BFH, Urteil vom 5.11.2009 - IV R 57/06

Vorinstanz: FG Hamburg vom 25.8.2006 - 5 K 9/06 (EFG 2007, 279)

Leitsätze

1. Gewinnminderungen infolge einer Teilwertabschreibung (§ 6 Abs. 1 Nr. 2 Satz 2 EStG) des Organträgers auf Darlehensforderungen gegen eine Organgesellschaft sind bei der Ermittlung des organschaftlichen Gewerbeertrags durch entsprechende Hinzurechnungen zu korrigieren (neutralisieren), soweit die Teilwertabschreibung zumindest auch durch erlittene Verluste der Organgesellschaft bedingt ist.

2. Die Teilwertabschreibung auf eine Forderung beruht stets zumindest auch auf erlittenen Verlusten des Schuldners, soweit der Betrag der Teilwertabschreibung den Betrag dieser Verluste nicht übersteigt.

GewStG 1999 § 2 Abs. 2 Satz 2

Sachverhalt

I. Die Klägerin und Revisionsklägerin (Klägerin) ist die Rechtsnachfolgerin und frühere persönlich haftende Gesellschafterin der D KG (KG). Die KG war Alleingesellschafterin der O-GmbH, die 1998 mit 500.000 DM Stammkapital gegründet worden war.

Zwischen der KG und der O-GmbH bestand eine gewerbesteuerrechtliche Organschaft in den Jahren 1998 bis einschließlich 2001. Da eine Ergebnisabführung nicht vereinbart war, entfiel die gewerbesteuerrechtliche Organschaft ab dem 1. Januar 2002. Denn ab diesem Zeitpunkt setzt diese einen Ergebnisabführungsvertrag voraus (§ 2 Abs. 2 Satz 2 des Gewerbesteuergesetzes --GewStG-- 1999 i.d.F. des Gesetzes zur Fortentwicklung des Unternehmenssteuerrechts vom 20. Dezember 2001, BGBl I 2001, 3858).

Seit ihrem Bestehen erwirtschaftete die O-GmbH Verluste: Im Streitjahr (2000) betrugen sie 1.815.683,53 DM. Bis zum 31. Dezember 2000 liefen insgesamt Verluste in Höhe von 2.053.925,04 DM auf, die in der Handelsbilanz einen nicht durch Eigenkapital gedeckten Fehlbetrag in Höhe von 1.553.925,04 DM ergaben.

Die KG stellte der O-GmbH zur Finanzierung der verlustbringenden laufenden Produktentwicklung und Geschäftstätigkeit Darlehen zur Verfügung; zum 31. Dezember 2000 betrugen diese insgesamt 1.498.252,28 DM.

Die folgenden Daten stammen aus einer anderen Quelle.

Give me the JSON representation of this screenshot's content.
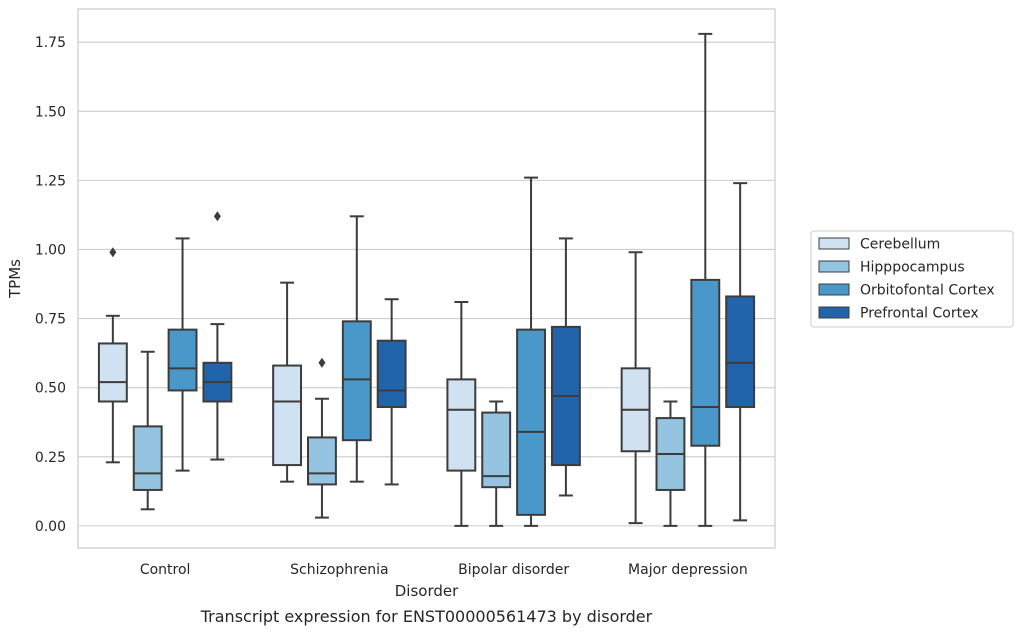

Die KG schrieb im handelsrechtlichen Jahresabschluss für das Streitjahr diese Darlehen in voller Höhe ab.

In ihrer Gewerbesteuererklärung für das Streitjahr berücksichtigte die KG beim Gewerbeertrag u.a. die Verluste der O-GmbH und die Teilwertabschreibung auf die Darlehen im Jahr 2000. Erklärungsgemäß setzte der Beklagte und Revisionsbeklagte (das Finanzamt --FA--) den Gewerbesteuermessbetrag in Höhe von 132.205 DM unter dem Vorbehalt der Nachprüfung fest.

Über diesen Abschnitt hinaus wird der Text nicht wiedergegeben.